As the Islamic State in Iraq and the Levant (ISIL) continues to seize more towns near Mosul, Human Rights Watch (HRW) interviews villagers of Guba and Shireekhan regarding the kidnappings of Shia Turkmen and the destruction of places of worship in these villages.

In a report released by the New York-based rights group Saturday, HRW said that forces of ISIL kidnapped at least 40 Shia Turkmen, bombed four Shia shrines, and raided homes and farms in two Shia villages bordering the Iraqi city of Mosul.

ISIL had ordered all 950 Shia Turkmen families to leave the villages of Guba and Shireekhan, which ISIL remains in control of.

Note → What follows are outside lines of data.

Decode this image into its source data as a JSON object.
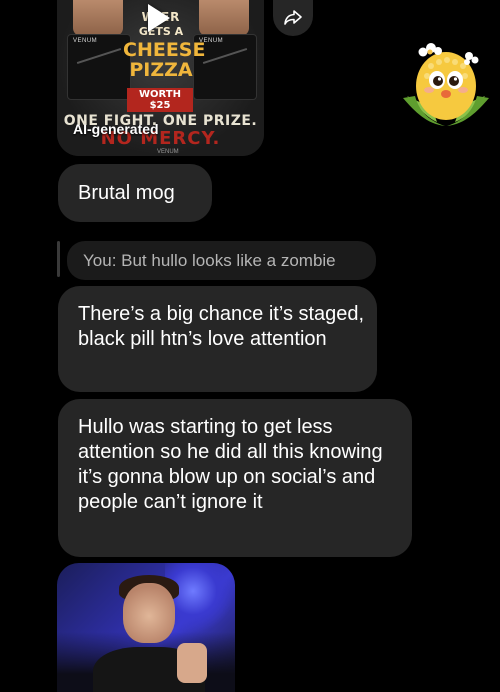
{
  "media_card": {
    "poster": {
      "line1": "W   ER",
      "line2": "GETS A",
      "cheese": "CHEESE",
      "pizza": "PIZZA",
      "worth": "WORTH $25",
      "slogan": "ONE FIGHT. ONE PRIZE.",
      "mercy": "NO MERCY.",
      "brand_left": "VENUM",
      "brand_right": "VENUM",
      "footer": "VENUM"
    },
    "ai_label": "AI-generated",
    "play_icon": "play-icon",
    "share_icon": "share-arrow-icon"
  },
  "sticker": {
    "icon": "corn-mascot-sticker"
  },
  "messages": [
    {
      "id": "m1",
      "text": "Brutal mog"
    },
    {
      "id": "m2",
      "text": "There’s a big chance it’s staged, black pill htn’s love attention"
    },
    {
      "id": "m3",
      "text": "Hullo was starting to get less attention so he did all this knowing it’s gonna blow up on social’s and people can’t ignore it"
    }
  ],
  "reply_quote": {
    "text": "You: But hullo looks like a zombie"
  },
  "photo": {
    "icon": "photo-attachment"
  },
  "colors": {
    "background": "#000000",
    "bubble": "#262626",
    "quote_bg": "#1b1b1b",
    "quote_text": "#b5b5b5",
    "text": "#ffffff"
  }
}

The displaced residents told HRW that the Sunni insurgents killed at least some of the kidnapped men, but none had seen bodies or could provide other confirmation.

“This ISIS rampage is part of a long pattern of attacks by armed Sunni extremists on Turkmen and other minorities,” said Letta Tayler, senior terrorism and counterterrorism researcher at HRW. “The killing, bombing and pillaging threatens to displace entire communities, possibly forever,” she added.

Guba and Shireekhan are only five kilometers north of Mosul, which was captured 10 June.

ISIL considers Shias to be heretics and has frequently executed Iraqi and Syrian Shias on that basis.

AFP reported 23 June that 23 detainees were killed during a militant attack on an Iraqi convoy transporting them south of Baghdad.

Iraq has been witnessing a new wave of violence fueled by ISIL. The militants have been operating in the Iraqi provinces of Nineveh, Diyala, Salah Ad-Din and Anbar.

Iraqi Prime Minister Nouri Al-Maliki has said that the country’s security forces would confront the terrorists, calling the seizure of Mosul a “conspiracy.” Al-Maliki has blamed Saudi Arabia and Qatar for the security crisis and growing terrorism in his country, denouncing Riyadh as a major supporter of global terrorism.

Four men who fled the night of 24 June, two from each village, said they saw about 70 military vehicles filled with armed ISIL members roll into Guba and Shireekhan on the afternoon of 23 June.

Haider, a 40-year-old Guba farmer, who was watching the fighters from a bluff overlooking his village, said: "They used loudspeakers to say bad things about Shia and told us, 'All of you have to leave.' Then they rounded up the men and boys and checked their identity cards."

The nine villagers said that ISIL had taken about 60 Shia men, all Turkmen. HRW says that an international organisation received reports that 20 of the captives were released, after determining that they were Sunni.

All others interviewed said they had heard from Sunni inhabitants of the villages, or relatives who had not yet fled, that ISIL had destroyed Shia shrines. At that point any remaining Shia in the villages fled, they said.

On 25 June, the armed militants went door-to-door through Shia Turkmen homes, searching for remaining men and looting, residents told HRW, citing Sunni inhabitants of the two villages.

In Tel Afar, ISIL on 25 June destroyed the Shia shrines of Imam Saad and Khider Al-Elias, a historic shrine on a site where Christians and Yezidis, a Kurdish minority sect, also worshipped, as well as the Hashim Antr Mosque, witnesses said. The following day, ISIL destroyed four more mosques in Tel Afar — Imam Sadiq, Al-Abbas, Ar Mahmoud, and Ahl Al-Beit — they said.

On 23 June, AFP reported that the strategic Shia-majority northern Iraq town of Tel Afar and its airport were in the hands of Sunni Arab militants after days of heavy fighting.

“ISIL should immediately free all captured civilians and stop its marauding. Killing civilians or captured combatants amounts to a war crime, and the ISIL fighters and commanders should be aware they will face justice for their crimes,” Tayler said.